A shadow fell across the table. They looked up to greet a burly figure sporting a heavy black beard and clad in a tartan shirt and blue jeans. It was Pete Cummings, a structures engineer who had come to Ganymede with the team that had included Hunt and Danchekker. He reversed a chair and perched himself astride it, directing his gaze at Carizan.

“How’d it go?” he inquired. Carizan pulled a face and shook his head.

“No dice. Bit of heat, bit of humming. . . otherwise nothing to shout about. Couldn’t get anything out of it.”

“Too bad.” Cummings made an appropriate display of sympathy. “It couldn’t have been you guys that caused all the commotion then.”

“What commotion?”

“Didn’t you hear?” He looked surprised. “There was a message beamed down from 15 a little while back. Apparently they picked

up some funny waves coming up from the surface. . . seems that the center was somewhere around here. The commander’s been calling all around the base trying to find out who’s up to what, and what caused it.
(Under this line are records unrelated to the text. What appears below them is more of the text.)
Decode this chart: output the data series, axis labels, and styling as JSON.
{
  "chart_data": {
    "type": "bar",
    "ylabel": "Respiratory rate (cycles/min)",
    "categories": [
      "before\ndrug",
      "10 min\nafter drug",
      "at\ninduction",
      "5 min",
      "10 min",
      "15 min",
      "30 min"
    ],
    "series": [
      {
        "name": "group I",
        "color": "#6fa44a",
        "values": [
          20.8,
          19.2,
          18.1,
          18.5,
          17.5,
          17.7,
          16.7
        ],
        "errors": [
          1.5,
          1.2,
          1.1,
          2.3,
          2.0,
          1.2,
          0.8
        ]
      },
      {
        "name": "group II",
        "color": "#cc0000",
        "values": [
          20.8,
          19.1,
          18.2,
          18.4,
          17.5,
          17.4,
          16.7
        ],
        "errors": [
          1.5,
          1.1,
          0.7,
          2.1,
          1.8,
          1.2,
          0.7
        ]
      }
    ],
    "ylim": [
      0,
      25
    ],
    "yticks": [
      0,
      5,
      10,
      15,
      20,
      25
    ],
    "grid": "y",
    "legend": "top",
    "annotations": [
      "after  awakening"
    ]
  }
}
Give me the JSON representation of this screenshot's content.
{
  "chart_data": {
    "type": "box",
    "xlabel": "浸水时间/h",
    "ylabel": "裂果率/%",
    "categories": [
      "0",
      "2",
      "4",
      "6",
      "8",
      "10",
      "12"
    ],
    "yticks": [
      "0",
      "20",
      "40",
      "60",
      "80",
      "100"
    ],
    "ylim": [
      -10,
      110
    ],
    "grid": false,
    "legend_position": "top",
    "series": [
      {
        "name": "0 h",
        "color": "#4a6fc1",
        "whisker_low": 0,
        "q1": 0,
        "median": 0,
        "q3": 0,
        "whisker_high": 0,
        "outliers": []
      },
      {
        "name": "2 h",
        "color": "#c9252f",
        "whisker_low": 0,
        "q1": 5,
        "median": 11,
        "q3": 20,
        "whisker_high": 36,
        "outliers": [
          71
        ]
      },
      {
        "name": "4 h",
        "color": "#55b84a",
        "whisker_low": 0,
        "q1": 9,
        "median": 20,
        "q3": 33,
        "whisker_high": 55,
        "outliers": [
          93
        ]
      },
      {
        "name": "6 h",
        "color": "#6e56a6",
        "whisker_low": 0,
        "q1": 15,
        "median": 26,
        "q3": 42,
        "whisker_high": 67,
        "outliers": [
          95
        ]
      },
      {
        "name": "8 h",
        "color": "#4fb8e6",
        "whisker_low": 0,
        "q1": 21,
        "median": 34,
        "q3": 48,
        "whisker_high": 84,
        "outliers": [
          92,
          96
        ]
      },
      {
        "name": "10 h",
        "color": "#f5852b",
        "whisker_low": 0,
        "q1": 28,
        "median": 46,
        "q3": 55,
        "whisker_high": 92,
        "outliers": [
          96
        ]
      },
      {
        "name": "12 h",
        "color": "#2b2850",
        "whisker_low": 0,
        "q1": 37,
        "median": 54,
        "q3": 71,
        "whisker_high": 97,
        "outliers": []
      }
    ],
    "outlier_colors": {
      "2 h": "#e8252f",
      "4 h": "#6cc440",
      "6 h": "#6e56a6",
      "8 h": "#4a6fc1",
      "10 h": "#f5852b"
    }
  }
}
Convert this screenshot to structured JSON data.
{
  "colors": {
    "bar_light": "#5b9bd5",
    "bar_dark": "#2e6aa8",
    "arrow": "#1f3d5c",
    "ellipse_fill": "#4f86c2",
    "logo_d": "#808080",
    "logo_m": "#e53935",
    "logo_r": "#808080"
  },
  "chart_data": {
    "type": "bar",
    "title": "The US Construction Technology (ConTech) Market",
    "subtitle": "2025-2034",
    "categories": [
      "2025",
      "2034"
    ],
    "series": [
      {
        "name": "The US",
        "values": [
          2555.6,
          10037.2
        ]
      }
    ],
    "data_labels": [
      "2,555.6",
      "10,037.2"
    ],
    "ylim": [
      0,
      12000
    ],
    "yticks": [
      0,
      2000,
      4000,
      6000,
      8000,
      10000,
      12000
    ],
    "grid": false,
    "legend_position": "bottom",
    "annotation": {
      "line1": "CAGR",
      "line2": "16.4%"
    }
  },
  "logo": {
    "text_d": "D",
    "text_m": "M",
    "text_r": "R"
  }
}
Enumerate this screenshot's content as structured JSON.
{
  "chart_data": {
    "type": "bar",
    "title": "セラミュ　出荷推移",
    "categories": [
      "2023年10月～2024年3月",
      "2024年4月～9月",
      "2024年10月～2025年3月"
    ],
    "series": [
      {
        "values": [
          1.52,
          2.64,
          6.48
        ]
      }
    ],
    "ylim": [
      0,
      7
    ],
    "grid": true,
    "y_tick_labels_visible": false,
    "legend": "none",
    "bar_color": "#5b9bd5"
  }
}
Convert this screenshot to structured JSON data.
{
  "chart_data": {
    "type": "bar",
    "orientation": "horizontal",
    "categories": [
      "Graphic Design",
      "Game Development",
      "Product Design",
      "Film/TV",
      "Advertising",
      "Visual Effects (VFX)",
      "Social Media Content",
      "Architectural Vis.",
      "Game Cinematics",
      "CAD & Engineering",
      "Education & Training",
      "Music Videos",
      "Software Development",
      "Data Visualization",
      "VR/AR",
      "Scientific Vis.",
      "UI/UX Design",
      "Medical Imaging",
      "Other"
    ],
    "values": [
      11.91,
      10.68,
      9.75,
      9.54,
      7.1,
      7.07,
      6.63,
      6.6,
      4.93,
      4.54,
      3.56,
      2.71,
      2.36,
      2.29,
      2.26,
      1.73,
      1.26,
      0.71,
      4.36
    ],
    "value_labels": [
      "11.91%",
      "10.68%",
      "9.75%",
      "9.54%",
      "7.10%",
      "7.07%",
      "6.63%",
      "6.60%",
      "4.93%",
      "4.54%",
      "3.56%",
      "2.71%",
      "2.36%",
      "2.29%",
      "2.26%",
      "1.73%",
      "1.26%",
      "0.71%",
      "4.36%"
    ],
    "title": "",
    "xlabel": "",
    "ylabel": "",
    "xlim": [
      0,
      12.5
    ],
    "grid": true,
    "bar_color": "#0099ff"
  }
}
They’re all flappin’ around in the tower up there like there’s a fox in the henhouse.”

“I bet that’s the call that came in just when we were leaving the lab,” Mullen said. “Told you it could have been important.”

“Hell, there are times when a man needs coffee,” Carizan answered. “Anyhow, it wasn’t us.” He turned to face Cummings. “Sorry, Pete. Ask again some other time. We’ve just been drawing blanks today.”

“Well, the whole thing’s mighty queer,” Cummings declared, rubbing his beard. “They’ve checked out just about everything else.”

Hunt was frowning to himself and drawing on his cigarette pensively. He blew out a cloud of smoke and looked up at Cummings.

“Any idea what time this was, Pete?” he asked. Cummings screwed up his face.

“Lemme see-aw, under an hour.” He turned and called across to a group of three men who were sitting at another table: “Hey, Jed. What time did 15 pick up the spooky waves? Any idea?”

“Ten forty-seven local,” Jed called back.

“Ten forty-seven local,” Cummings repeated to the table.

An ominous silence descended abruptly on the group seated around Hunt.

“How about that, fellas?” Towers asked at last. The matter-of-fact tone did not conceal his amazement.

“It could be a coincidence,” Mullen murmured, not sounding convinced.

Hunt cast his eyes around the circle of faces and read the same thoughts on every one. They had all reached the same conclusion; after a few seconds, he voiced it for them.

“I don’t believe in coincidences,” he said.

Five hundred million miles away, in the radio and optical observatory complex on Lunar Farside, Professor Otto Schneider made his way to one of the computer graphics rooms in answer to a call from his assistant. She pointed out the unprecedented readings that had been reported by an instrument designed to measure cosmic gravitational radiation, especially that believed to emanate

from the galactic center. These signals were quite positively identified, but had not come from anywhere near that direction. They originated from somewhere near Jupiter.

Another hour passed on Ganymede. Hunt and the engineers returned to the lab to reappraise the experiment in light of what Cummings had told them. They called the base commander, reported the situation, and agreed to prepare a more intensive test for the Ganymean device. Then, while Towers and Mullen reexamined the data collected earlier, Hunt and Carizan toured the base to beg, borrow or steal some seismic monitoring equipment to add to their instruments. Suitable detectors were finally located in one of the warehouses, where they were kept as spares for a seismic outstation about three miles from the base, and the team began planning the afternoon’s activities. By this time their excitement was mounting rapidly, but even more their curiosity; if, after all, the machine was an emitter of gravity pulses, what purpose did it serve?

One thousand five hundred million miles from Ganymede, not far from the mean orbit of Uranus, a communications subprocessor interrupted the operation of its supervisory computer. The computer activated a code-conversion routine and passed a toppriority message on to the master-system monitor.

A transmission had been received from a standard Model 17 Mark 3B Distress Beacon.